Elif Çelik ilerleyen dönemler için Eczacıbaşı ile ilgili hedeflerinden de şöyle bahsediyor: “Eczacıbaşı markasının ilaç ve sağlıktaki avantajını, kopyalanamaz konumunu çok daha dinamik, büyüyen bir güce dönüştürme hedefimiz var. Öncelikle insanların daha uzun ve sağlıklı bir hayat sürmesine yönelik başka işler yapabilir miyiz? Mevcut işlerimizi farklı iş modelleriyle nasıl rekabetten ayrıştırabiliriz? Nasıl daha inovatif işler yapabiliriz? bunlara bakıyoruz. Organik ve inorganik büyümemizi hızlandıracak bir yenilenme içindeyiz. Bu kapsamda daha inovatif ürünleri, teknolojiyi ve farklı sağlık hizmetlerini ülkemize getirmeyi ve bu yöndeki stratejik işbirliklerine hız vermeyi de hedefliyoruz.”

Proteinleri kopyalayan biyolojik tedaviler geliyor

İlaç sektörünün ilerlediği noktaya da dikkat çeken Elif Çelik bu yöndeki tabloyu da şöyle çiziyor: “Dünyada ilaç sektörü, biyolojik ve biyobenzer ürünler gibi yüksek teknoloji gerektiren alanlara doğru kayıyor. On yıl içinde konvansiyonel tedavilerin yerini daha inovatif, insan vücudunda bulunan proteinleri kopyalayan biyolojik tedavilerin alması bekleniyor. Tanı yöntemleri açısından, genetik erken tanı gibi daha gelişmiş erken tanı araştırmaları gündemde. Biz de takipteyiz.”

Sektördeki yeniliklerden bahsetmeye devam eden Elif Çelik, “Öte yandan sağlıklı yaşam için çok hızlı adımlar atılıyor. Artık bileğe takılan bir bant ile her an nabız, şeker ve tansiyonu ölçen sistemler var. Bu gibi gelişen sağlık teknolojilerini de önemsiyoruz. Önümüzdeki 5 yıl içinde hem tedavide hem de tanı alanında daha inovatif ürün ve teknolojileri ülkemize getirme iddiamız var” diyerek hedeflerinden de bahsediyor.

Nadir hastalıkların tedavisi konusuna da dikkat çeken Elif Çelik, “Nadir hastalıklarla ilgili segmente özel olarak odaklıyız. Dünyada 5 bin civarı, tedavisi tam çözümlenmemiş nadir hastalık var, büyük bir ihtiyaç söz konusu. Doğru ürünler ile büyük fark oluşturabiliriz” açıklamasında bulunuyor.

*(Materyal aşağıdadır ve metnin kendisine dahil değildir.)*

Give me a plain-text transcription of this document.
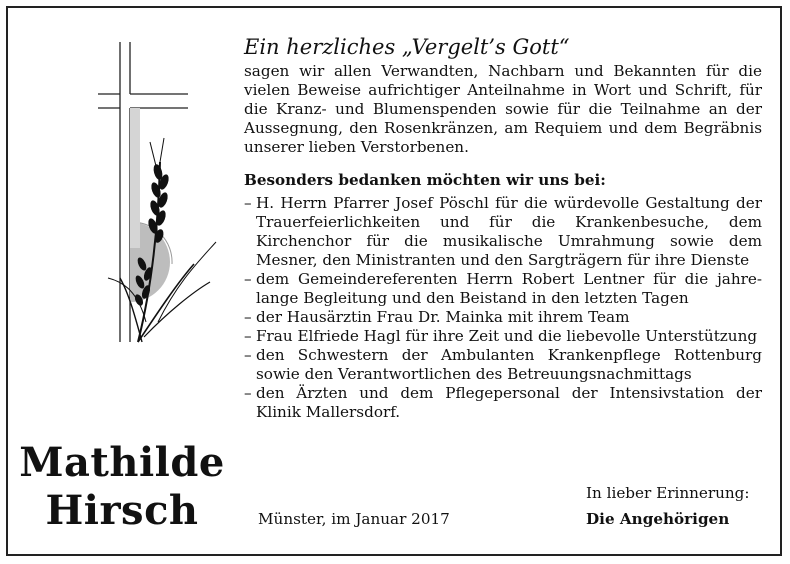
Mathilde
Hirsch

Ein herzliches „Vergelt’s Gott“

sagen wir allen Verwandten, Nachbarn und Bekannten für die vielen Beweise aufrichtiger Anteilnahme in Wort und Schrift, für die Kranz- und Blumenspenden sowie für die Teilnahme an der Aussegnung, den Rosenkränzen, am Requiem und dem Begräbnis unserer lieben Verstorbenen.

Besonders bedanken möchten wir uns bei:

– H. Herrn Pfarrer Josef Pöschl für die würdevolle Gestaltung der Trauerfeierlichkeiten und für die Krankenbesuche, dem Kirchenchor für die musikalische Umrahmung sowie dem Mesner, den Ministranten und den Sargträgern für ihre Dienste
– dem Gemeindereferenten Herrn Robert Lentner für die jahrelange Begleitung und den Beistand in den letzten Tagen
– der Hausärztin Frau Dr. Mainka mit ihrem Team
– Frau Elfriede Hagl für ihre Zeit und die liebevolle Unterstützung
– den Schwestern der Ambulanten Krankenpflege Rottenburg sowie den Verantwortlichen des Betreuungsnachmittags
– den Ärzten und dem Pflegepersonal der Intensivstation der Klinik Mallersdorf.
In lieber Erinnerung:
Münster, im Januar 2017	Die Angehörigen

40’lı yaşlar denge için ideal

Yoğun tempo içinde ailesine ve kendisine yeterince zaman ayırıp ayırmadığı konusunda samimi açıklamalarda bulunan Elif Çelik, “Bu konuda dengeyi 40’lı yaşlarda bulabildiğimi itiraf etmeliyim” diyor ve sözlerini şöyle sonlandırıyor: “Ama herkesin dengesi kendine özgü olmalı diye düşünüyorum. Yani evet, bazı günler yine hayatımın çok önemli bir bölümü iş ve seyahat olabiliyor, ama bu durumu mutlaka ailemle, arkadaşlarımla, sevdiğim insanlarla keyifli zamanlar geçirerek dengeliyorum. Hakikaten bugünün iş yaşamında müthiş bir hız ve sürekli değişim içindeyiz, kendinizi arada yavaşlatıp gevşetmeniz gerekiyor.”